One of Pastrnak’s best moments came on a power play shift where the speedy right winger broke through into the attacking zone with an entry so pretty it made my ankles break from six floors above ice level. That sequence led to a great look that even saw No. 88 deflect a puck just wide of the Pittsburgh net. That sequence was followed up with a weak clearing attempt that could have ended a lot worse for Pastrnak and the Bruins had it not been for a quick-thinking save from Khokhlachev out of harm’s way.

But without a doubt, Pastrnak’s best shift came in a third period stint with Bergeron and Brad Marchand, where Pastrnak and Marchand were simply flying around the Penguins’ end, attacking their defensemen and Marc-Andre Fleury with speed they could hardly deal with. And had it not been for a few lucky bounces here and there, and some big stops from Fleury (a goalie that always plays well in Boston), there’s a great chance that this blog is talking about Pastrnak’s first NHL point.

Time will tell if he stays with the big club (another nine games and the Bruins burn a year off his entry-level deal), but the exuberant winger is certainly enjoying every second of his time with the big club.
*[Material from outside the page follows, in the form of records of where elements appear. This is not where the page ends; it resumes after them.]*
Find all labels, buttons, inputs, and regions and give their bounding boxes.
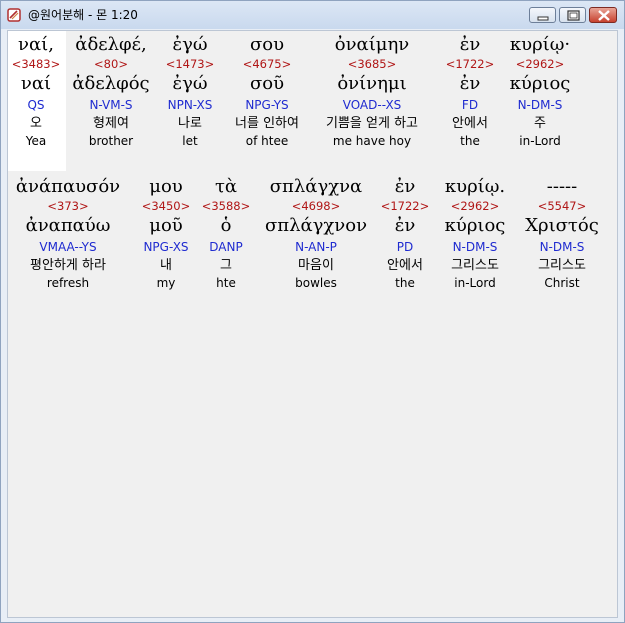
lemma: Χριστός <box>525 215 599 236</box>
minimize-button[interactable] <box>529 7 556 23</box>
close-button[interactable] <box>589 7 617 23</box>
greek-word: σου <box>249 34 285 55</box>
korean-gloss: 주 <box>534 116 546 131</box>
close-icon <box>598 10 610 21</box>
parsing-code: N-DM-S <box>517 98 563 112</box>
word-column[interactable]: κυρίῳ· <2962> κύριος N-DM-S 주 in-Lord <box>480 34 600 149</box>
strong-number: <2962> <box>515 57 565 71</box>
greek-word: ----- <box>546 176 578 197</box>
korean-gloss: 너를 인하여 <box>235 116 299 131</box>
analysis-pane[interactable]: ναί, <3483> ναί QS 오 Yea ἀδελφέ, <80> ἀδ… <box>7 30 618 618</box>
parsing-code: NPG-YS <box>245 98 289 112</box>
korean-gloss: 그리스도 <box>538 258 586 273</box>
maximize-button[interactable] <box>559 7 586 23</box>
title-bar[interactable]: @원어분해 - 몬 1:20 <box>1 1 624 29</box>
greek-word: κυρίῳ· <box>509 34 571 55</box>
window-title: @원어분해 - 몬 1:20 <box>28 8 138 22</box>
english-gloss: of htee <box>245 134 289 148</box>
strong-number: <4675> <box>242 57 292 71</box>
lemma: κύριος <box>509 73 571 94</box>
app-window: @원어분해 - 몬 1:20 ναί, <3483> ναί QS 오 Yea … <box>0 0 625 623</box>
app-book-icon[interactable] <box>6 7 22 23</box>
word-column[interactable]: σου <4675> σοῦ NPG-YS 너를 인하여 of htee <box>207 34 327 149</box>
word-column[interactable]: ----- <5547> Χριστός N-DM-S 그리스도 Christ <box>502 176 617 291</box>
maximize-icon <box>567 10 580 21</box>
strong-number: <5547> <box>537 199 587 213</box>
english-gloss: Christ <box>544 276 580 290</box>
minimize-icon <box>537 16 549 21</box>
english-gloss: in-Lord <box>519 134 561 148</box>
parsing-code: N-DM-S <box>539 240 585 254</box>
lemma: σοῦ <box>249 73 285 94</box>
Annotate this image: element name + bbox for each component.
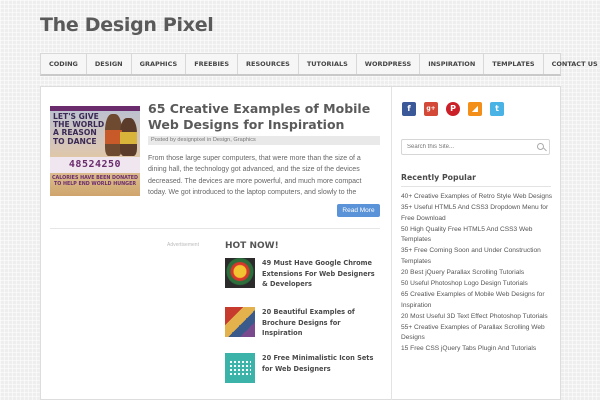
nav-item-wordpress[interactable]: WordPress <box>357 54 421 74</box>
nav-item-tutorials[interactable]: Tutorials <box>299 54 357 74</box>
popular-link[interactable]: 40+ Creative Examples of Retro Style Web… <box>401 192 553 203</box>
popular-link[interactable]: 50 High Quality Free HTML5 And CSS3 Web … <box>401 225 553 247</box>
search-box <box>401 139 550 155</box>
popular-link[interactable]: 15 Free CSS jQuery Tabs Plugin And Tutor… <box>401 344 553 355</box>
site-title[interactable]: The Design Pixel <box>40 14 214 36</box>
popular-link[interactable]: 50 Useful Photoshop Logo Design Tutorial… <box>401 279 553 290</box>
pinterest-icon[interactable]: P <box>446 102 460 116</box>
search-input[interactable] <box>402 140 532 154</box>
popular-link[interactable]: 35+ Free Coming Soon and Under Construct… <box>401 246 553 268</box>
section-divider <box>50 228 380 229</box>
facebook-icon[interactable]: f <box>402 102 416 116</box>
recently-popular-divider <box>401 186 551 187</box>
hot-item-title[interactable]: 20 Free Minimalistic Icon Sets for Web D… <box>262 353 382 374</box>
recently-popular-title: Recently Popular <box>401 173 476 182</box>
popular-link[interactable]: 65 Creative Examples of Mobile Web Desig… <box>401 290 553 312</box>
hot-now-title: HOT NOW! <box>225 241 279 251</box>
hot-item-thumbnail[interactable] <box>225 258 255 288</box>
hot-item[interactable]: 49 Must Have Google Chrome Extensions Fo… <box>225 258 385 294</box>
read-more-button[interactable]: Read More <box>337 204 380 217</box>
thumbnail-slogan: LET'S GIVE THE WORLD A REASON TO DANCE <box>53 112 105 146</box>
column-divider <box>391 87 392 400</box>
nav-item-design[interactable]: Design <box>87 54 132 74</box>
main-content: LET'S GIVE THE WORLD A REASON TO DANCE 4… <box>40 86 561 400</box>
thumbnail-caption: CALORIES HAVE BEEN DONATED TO HELP END W… <box>52 176 138 187</box>
advertisement-label: Advertisement <box>167 242 199 248</box>
thumbnail-shirt <box>120 132 137 144</box>
popular-link[interactable]: 20 Best jQuery Parallax Scrolling Tutori… <box>401 268 553 279</box>
nav-item-templates[interactable]: Templates <box>484 54 544 74</box>
nav-item-contact-us[interactable]: Contact Us <box>544 54 600 74</box>
popular-link[interactable]: 35+ Useful HTML5 And CSS3 Dropdown Menu … <box>401 203 553 225</box>
popular-link[interactable]: 20 Most Useful 3D Text Effect Photoshop … <box>401 312 553 323</box>
post-meta: Posted by designpixel in Design, Graphic… <box>148 136 380 145</box>
thumbnail-banner <box>50 106 140 111</box>
twitter-icon[interactable]: t <box>490 102 504 116</box>
hot-item[interactable]: 20 Beautiful Examples of Brochure Design… <box>225 307 385 343</box>
post-title[interactable]: 65 Creative Examples of Mobile Web Desig… <box>148 101 380 133</box>
search-icon[interactable] <box>537 143 544 150</box>
nav-item-freebies[interactable]: Freebies <box>186 54 239 74</box>
icon-grid-pattern <box>229 360 251 376</box>
rss-icon[interactable]: ◢ <box>468 102 482 116</box>
post-thumbnail[interactable]: LET'S GIVE THE WORLD A REASON TO DANCE 4… <box>50 106 140 196</box>
thumbnail-number: 48524250 <box>50 157 140 173</box>
popular-link[interactable]: 55+ Creative Examples of Parallax Scroll… <box>401 323 553 345</box>
social-icons: f g+ P ◢ t <box>402 102 504 116</box>
recently-popular-list: 40+ Creative Examples of Retro Style Web… <box>401 192 553 355</box>
main-nav: Coding Design Graphics Freebies Resource… <box>40 53 598 76</box>
nav-item-resources[interactable]: Resources <box>238 54 299 74</box>
hot-item-title[interactable]: 49 Must Have Google Chrome Extensions Fo… <box>262 258 382 290</box>
hot-item-thumbnail[interactable] <box>225 307 255 337</box>
google-plus-icon[interactable]: g+ <box>424 102 438 116</box>
nav-item-graphics[interactable]: Graphics <box>132 54 187 74</box>
nav-item-inspiration[interactable]: Inspiration <box>420 54 485 74</box>
hot-item-title[interactable]: 20 Beautiful Examples of Brochure Design… <box>262 307 382 339</box>
hot-item[interactable]: 20 Free Minimalistic Icon Sets for Web D… <box>225 353 385 389</box>
hot-item-thumbnail[interactable] <box>225 353 255 383</box>
post-excerpt: From those large super computers, that w… <box>148 155 362 196</box>
nav-item-coding[interactable]: Coding <box>41 54 87 74</box>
“I’ve been happy for every minute, every second I’m on the ice and I try to do my best,” Pastrnak said after his NHL debut. “I think I like this kind of game [North American ice]. I’m getting used to it and I like this.”

He should get another look. But this time, he should probably, y'know, get some ice time. While Reilly Smith had a better game on that right wing of the Bergeron line, Pastrnak slid in there with an instant impact, and could be an interesting fit for a game or two. Just to see what you have and if it's worth keeping around for the long haul this season, of course.

Two-- Milan Lucic is finding rhythm with the Swedes

There’s a rumor out there that says the 6-foot-4 winger Milan Lucic is incapable of producing without David Krejci feeding him the puck. His sans Krejci numbers would back that up, too. But with Krejci out for the foreseeable future, the Bruins’ $6 million dollar man has to figure it out with somebody else. And in his second straight game with Soderberg and Eriksson, Lucic found the back of the net, capitalizing on a simply beautiful sequence between the three. It’s Lucic’s net-front presence that’s complemented Eriksson and Soderberg well, along with a booming physical presence that allows the Swedes to find space to move.

But that doesn’t mean that Lucic will find a permanent home with that line.

“I think that line’s been able to get [good games] out of him from playing with those two,” Julien said of Lucic and the Swedes. “But when Krejci comes back and [Chris] Kelly comes back, Kelly’s been good with that line too. So we’re gonna need more than just a couple of high-end productive lines here. So there’s probably a good chance, I’m gonna tell you right now, you’ll probably see him back with Krech.”

Until then, however, this looks like it’ll work.

Up next

The Bruins will be off until Friday night, when they play host to the Winnipeg Jets. It’ll certainly feel weird to not have the annual Black Friday matinee, though, won’t it?